ぼくは、このブログで自分の住んでいる場所を『福岡県八幡』と書いている。どうして正式の名称である『北九州市八幡』と書かないのかというと、東京にいた頃、『北九州市』と言っても知らない人が多くいたからだ。
「君、いなかどこ?」
「北九州市」
「ああ大分県か」
こんなやりとりをいつもやっていた。それでぼくは『北九州市』と言うのをやめ、『福岡県八幡』で通すようになった。

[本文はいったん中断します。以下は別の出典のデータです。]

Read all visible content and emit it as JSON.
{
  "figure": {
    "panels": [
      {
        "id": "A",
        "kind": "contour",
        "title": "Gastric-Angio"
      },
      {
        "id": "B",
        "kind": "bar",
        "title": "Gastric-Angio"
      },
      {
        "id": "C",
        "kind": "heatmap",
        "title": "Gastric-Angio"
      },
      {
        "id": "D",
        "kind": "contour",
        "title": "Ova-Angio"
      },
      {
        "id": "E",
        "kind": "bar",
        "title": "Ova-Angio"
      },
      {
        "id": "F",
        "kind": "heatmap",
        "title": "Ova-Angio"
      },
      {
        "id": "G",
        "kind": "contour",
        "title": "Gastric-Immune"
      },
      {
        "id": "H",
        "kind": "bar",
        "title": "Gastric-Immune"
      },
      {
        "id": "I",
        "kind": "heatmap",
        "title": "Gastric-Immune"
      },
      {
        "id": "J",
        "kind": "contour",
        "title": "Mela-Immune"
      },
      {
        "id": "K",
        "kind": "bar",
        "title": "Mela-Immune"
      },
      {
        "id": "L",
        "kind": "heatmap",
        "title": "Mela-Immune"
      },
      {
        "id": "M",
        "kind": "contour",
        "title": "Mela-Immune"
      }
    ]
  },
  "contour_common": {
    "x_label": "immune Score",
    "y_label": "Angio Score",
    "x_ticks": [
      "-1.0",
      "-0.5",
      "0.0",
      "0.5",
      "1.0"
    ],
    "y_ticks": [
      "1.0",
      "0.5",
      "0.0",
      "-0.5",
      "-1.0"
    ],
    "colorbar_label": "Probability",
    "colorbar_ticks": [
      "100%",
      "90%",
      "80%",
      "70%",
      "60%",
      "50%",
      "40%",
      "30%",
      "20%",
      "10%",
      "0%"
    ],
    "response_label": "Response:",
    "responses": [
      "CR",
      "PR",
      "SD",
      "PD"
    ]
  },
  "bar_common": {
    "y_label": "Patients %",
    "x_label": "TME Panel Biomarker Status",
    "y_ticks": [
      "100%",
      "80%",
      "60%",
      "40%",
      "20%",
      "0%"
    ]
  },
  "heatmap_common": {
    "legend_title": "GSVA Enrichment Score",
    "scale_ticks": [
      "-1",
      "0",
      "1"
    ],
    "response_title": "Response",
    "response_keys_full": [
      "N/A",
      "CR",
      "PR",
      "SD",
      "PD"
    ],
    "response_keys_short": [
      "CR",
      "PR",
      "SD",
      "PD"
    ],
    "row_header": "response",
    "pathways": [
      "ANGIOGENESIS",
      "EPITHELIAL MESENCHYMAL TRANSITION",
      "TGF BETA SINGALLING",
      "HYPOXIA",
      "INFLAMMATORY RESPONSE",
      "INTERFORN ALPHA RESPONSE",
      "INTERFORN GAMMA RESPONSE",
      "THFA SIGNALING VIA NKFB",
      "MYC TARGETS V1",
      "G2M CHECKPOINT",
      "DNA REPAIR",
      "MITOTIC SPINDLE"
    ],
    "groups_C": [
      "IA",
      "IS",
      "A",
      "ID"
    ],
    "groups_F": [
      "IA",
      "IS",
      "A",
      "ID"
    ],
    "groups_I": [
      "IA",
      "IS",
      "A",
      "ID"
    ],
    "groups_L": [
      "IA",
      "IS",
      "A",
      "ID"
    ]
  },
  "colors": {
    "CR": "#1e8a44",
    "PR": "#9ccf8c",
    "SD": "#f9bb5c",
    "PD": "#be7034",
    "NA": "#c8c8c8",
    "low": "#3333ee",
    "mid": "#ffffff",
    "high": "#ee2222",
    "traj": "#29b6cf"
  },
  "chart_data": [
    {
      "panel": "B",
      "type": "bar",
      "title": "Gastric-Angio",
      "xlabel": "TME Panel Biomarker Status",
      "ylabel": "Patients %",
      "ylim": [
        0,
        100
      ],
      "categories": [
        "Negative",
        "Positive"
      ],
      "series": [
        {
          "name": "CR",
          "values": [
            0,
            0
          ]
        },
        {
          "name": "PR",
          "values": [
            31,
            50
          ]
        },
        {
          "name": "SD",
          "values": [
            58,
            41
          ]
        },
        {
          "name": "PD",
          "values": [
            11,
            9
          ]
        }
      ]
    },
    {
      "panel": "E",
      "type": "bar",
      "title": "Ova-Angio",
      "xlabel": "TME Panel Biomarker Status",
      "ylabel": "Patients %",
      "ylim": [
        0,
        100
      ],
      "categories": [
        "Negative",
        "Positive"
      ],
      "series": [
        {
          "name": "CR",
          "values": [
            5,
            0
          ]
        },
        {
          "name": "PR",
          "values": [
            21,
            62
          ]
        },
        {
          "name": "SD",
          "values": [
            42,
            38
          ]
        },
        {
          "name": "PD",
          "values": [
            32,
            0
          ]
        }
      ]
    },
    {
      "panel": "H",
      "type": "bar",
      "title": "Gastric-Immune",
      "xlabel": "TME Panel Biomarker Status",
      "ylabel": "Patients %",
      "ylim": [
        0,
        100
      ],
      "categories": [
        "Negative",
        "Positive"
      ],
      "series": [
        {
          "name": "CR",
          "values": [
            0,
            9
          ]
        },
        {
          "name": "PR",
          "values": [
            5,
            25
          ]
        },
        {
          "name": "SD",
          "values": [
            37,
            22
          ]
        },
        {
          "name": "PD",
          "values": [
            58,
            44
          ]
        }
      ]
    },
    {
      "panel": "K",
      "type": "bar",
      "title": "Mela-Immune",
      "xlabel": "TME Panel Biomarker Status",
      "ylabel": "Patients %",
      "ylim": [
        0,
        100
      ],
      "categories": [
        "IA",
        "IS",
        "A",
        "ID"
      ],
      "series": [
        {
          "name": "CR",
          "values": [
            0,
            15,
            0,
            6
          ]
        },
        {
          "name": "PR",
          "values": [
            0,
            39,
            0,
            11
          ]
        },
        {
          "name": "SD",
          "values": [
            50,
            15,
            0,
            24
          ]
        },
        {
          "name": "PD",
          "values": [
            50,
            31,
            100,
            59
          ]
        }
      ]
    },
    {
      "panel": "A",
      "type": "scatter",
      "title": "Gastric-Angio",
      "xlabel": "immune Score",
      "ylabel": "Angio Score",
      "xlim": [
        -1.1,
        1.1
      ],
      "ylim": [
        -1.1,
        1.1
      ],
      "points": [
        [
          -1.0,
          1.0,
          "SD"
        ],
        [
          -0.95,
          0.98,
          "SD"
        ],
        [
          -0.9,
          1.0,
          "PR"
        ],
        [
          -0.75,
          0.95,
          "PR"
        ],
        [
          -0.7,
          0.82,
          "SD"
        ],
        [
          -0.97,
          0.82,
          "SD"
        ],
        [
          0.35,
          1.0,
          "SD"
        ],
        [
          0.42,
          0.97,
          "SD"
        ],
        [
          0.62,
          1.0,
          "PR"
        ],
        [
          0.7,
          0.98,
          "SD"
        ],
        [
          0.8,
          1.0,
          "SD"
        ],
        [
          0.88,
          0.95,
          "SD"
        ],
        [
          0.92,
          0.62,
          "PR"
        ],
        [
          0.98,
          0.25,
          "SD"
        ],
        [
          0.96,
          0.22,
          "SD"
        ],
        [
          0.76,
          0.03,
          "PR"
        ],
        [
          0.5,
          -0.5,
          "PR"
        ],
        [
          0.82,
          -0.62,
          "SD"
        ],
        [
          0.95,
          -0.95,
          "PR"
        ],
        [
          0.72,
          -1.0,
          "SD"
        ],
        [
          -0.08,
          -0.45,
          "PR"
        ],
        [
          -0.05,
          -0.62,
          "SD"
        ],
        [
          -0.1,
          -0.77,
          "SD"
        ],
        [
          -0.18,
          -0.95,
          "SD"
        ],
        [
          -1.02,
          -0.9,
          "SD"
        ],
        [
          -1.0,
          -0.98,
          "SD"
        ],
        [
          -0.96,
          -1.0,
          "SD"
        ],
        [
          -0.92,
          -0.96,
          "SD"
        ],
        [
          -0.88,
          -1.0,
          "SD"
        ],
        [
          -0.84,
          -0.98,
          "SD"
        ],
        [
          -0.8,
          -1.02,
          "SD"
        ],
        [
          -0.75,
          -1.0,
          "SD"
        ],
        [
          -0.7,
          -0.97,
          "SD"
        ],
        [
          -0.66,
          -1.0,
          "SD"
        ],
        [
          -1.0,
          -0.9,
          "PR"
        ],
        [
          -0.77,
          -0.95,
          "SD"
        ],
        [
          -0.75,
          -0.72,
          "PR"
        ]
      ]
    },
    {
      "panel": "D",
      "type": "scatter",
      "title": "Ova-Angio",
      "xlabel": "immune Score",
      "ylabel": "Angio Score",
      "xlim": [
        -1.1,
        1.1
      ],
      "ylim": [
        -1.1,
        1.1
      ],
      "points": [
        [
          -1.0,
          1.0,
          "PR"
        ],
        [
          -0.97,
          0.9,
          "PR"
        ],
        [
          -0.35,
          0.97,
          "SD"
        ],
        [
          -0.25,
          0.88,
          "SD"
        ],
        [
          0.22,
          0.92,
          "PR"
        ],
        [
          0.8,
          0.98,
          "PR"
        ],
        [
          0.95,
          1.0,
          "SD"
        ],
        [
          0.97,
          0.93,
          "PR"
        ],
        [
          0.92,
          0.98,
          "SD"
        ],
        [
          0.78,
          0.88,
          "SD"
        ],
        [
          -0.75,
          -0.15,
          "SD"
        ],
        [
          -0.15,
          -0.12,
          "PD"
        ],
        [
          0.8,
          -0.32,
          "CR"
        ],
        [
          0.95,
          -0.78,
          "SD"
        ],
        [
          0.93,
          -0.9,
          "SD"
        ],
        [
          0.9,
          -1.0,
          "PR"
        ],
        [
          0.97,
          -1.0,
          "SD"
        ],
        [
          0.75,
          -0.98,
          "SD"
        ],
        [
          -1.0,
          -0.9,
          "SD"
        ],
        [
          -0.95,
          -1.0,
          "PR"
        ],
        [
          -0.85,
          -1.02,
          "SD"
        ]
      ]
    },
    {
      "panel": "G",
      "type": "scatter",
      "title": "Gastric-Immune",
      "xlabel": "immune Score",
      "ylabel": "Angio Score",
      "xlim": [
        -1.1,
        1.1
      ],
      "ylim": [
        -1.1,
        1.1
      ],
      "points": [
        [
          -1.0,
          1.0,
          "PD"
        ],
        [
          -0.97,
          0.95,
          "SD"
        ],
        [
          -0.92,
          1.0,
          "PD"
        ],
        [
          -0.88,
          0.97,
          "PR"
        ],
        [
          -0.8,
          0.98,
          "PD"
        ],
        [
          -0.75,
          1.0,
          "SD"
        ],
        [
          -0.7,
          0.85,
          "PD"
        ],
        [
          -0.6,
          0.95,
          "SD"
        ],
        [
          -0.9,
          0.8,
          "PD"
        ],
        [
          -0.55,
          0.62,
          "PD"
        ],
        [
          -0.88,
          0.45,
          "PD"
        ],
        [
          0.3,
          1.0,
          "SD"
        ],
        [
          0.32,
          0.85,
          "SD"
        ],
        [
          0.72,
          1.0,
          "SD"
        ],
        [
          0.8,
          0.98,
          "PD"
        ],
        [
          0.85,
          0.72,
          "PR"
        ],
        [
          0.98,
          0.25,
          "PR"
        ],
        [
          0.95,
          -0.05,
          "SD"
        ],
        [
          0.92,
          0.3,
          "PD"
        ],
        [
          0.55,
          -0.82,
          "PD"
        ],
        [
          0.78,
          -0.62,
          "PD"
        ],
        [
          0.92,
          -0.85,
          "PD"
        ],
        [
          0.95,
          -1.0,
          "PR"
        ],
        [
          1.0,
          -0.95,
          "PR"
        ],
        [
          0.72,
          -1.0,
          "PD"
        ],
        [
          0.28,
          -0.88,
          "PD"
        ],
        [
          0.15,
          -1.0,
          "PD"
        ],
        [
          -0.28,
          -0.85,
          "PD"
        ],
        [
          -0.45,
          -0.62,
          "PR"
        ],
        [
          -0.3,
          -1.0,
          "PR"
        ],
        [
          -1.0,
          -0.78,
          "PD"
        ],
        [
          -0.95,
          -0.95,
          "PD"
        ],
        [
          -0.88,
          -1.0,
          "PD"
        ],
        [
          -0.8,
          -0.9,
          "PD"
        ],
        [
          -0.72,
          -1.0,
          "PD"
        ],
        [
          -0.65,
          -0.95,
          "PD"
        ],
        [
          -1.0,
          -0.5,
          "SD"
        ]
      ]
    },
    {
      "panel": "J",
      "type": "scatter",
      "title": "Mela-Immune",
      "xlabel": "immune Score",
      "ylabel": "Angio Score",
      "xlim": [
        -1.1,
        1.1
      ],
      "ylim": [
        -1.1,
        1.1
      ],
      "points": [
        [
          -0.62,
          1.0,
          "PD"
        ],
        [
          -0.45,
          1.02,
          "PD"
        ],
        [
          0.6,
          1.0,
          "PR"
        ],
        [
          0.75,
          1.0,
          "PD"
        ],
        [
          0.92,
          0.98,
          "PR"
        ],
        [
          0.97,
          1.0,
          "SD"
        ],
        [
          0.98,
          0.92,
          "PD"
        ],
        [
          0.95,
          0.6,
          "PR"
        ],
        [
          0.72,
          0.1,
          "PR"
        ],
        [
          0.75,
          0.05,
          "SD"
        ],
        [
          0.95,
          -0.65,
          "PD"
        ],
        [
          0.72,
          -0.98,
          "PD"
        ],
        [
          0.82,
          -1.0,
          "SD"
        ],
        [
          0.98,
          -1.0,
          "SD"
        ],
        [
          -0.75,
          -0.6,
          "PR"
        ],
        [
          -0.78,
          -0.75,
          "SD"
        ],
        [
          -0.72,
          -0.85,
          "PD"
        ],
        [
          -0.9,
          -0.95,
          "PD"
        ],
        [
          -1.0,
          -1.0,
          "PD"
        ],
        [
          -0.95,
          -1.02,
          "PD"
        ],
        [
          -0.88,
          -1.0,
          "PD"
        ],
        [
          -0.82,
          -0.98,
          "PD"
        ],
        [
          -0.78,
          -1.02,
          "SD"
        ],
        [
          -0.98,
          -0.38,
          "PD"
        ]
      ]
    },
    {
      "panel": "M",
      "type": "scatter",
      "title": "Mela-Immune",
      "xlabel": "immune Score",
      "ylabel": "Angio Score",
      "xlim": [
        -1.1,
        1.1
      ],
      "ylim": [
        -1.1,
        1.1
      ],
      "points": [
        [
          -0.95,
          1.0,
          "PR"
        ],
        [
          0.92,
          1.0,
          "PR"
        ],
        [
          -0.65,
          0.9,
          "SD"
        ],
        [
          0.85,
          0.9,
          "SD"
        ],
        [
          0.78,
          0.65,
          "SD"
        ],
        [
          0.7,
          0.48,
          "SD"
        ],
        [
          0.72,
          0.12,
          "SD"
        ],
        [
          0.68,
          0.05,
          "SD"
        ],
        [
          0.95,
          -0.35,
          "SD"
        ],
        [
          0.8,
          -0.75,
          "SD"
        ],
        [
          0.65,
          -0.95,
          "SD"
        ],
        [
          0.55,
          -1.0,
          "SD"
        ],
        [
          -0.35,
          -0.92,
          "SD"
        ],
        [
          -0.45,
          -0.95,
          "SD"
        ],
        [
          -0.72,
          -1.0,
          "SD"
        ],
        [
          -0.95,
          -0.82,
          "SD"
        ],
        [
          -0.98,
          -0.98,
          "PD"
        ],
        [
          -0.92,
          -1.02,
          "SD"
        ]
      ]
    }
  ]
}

義務教育を受けた人なら、『八幡製鉄所』くらいは知っていると思ったからだ。
ではなぜ福岡県を入れるのかというと、『八幡』と言うと、京都の八幡と間違われるからだ。ちなみに読みは、福岡は『やはた』で、京都は『やわた』だ。
2,
今はどうか知らないが、ぼくが東京にいた頃は、九州のことを知らない人が多くいた。例えば、
「福岡市の近くに博多ってところがあるだろ?」
「博多は福岡市の近くじゃなくて、福岡市の中にあります」
とか、
「福岡県の県庁所在地は博多市だろ?」
「博多市なんてありませんよ」
こんなやりとりが何度もあった。九州一の大都市でさえその程度の認識だったのだ。
その頃、八幡製鉄所を見学したことがあるという人と話したことがある。ちょうどぼくが八幡から東京に戻ってきた時だった。
「いなか帰ってたんだ」
「はい」
「いなかはいいでしょう。空気がきれいで星が見えて」
この人は八幡に行って何を見てきたんだろうと思ったものだ。当時の八幡は、街が臭く海が汚く星が見えない典型的な工業都市だったのだから。今は知らないが、ぼくが東京に住んでいた当時は、八幡よりも東京の方が、ずっと星がきれいだった。
他には、すでに新幹線が博多まで開通していたにも関わらず、博多の手前の小倉を「こくら」と読まず、『おぐら』と読む人が多かった。ぼくはいつも、
「京都じゃないんだから」と言って読み方を正していた。
まあ、彼らにとっては、『こくら』でも『おぐら』でも、どちらでもよかったのだろう。関東で生活していく上で何の支障もないのだから。
でもね、大分や宮崎に行く時には困りますよ。乗り換え駅は『こくら』なので、『こくら』と憶えている人は、車内案内で「次はこくら」という放送があれば、すんなりと下車できる。しかし『おぐら』と憶えていると、いつまで経っても「次はおぐら」という案内はしないから、下手すれば乗り過ごして博多まで行ってしまう可能性がある。
3,
義理の叔母の話だが、彼女は神奈川生まれの神奈川育ちだ。叔父と結婚するまで、一度も九州に行ったことがなかったらしい。
その後九州に来ることになるのだが、その時の出で立ちがえらく野暮ったかった。後で話を聞いたのだが、九州に行くのだから、山道やあぜ道ばかり歩くと思い、そういう出で立ちになったらしいのだ。実際自分の住んでいる場所よりもずっと都会だったという。
一般的に九州というと、ど田舎扱いになっているが、それは仕方のないことで、九州をど田舎にしなければならない歴史の事情がそこにあるからだ。それを明らかにすると、今の日本が成り立たなくなってしまう危険性があるわけだ。そのことは、今後徐々に明らかになってくると思います。ヒントは『白村江の戦い』にあります。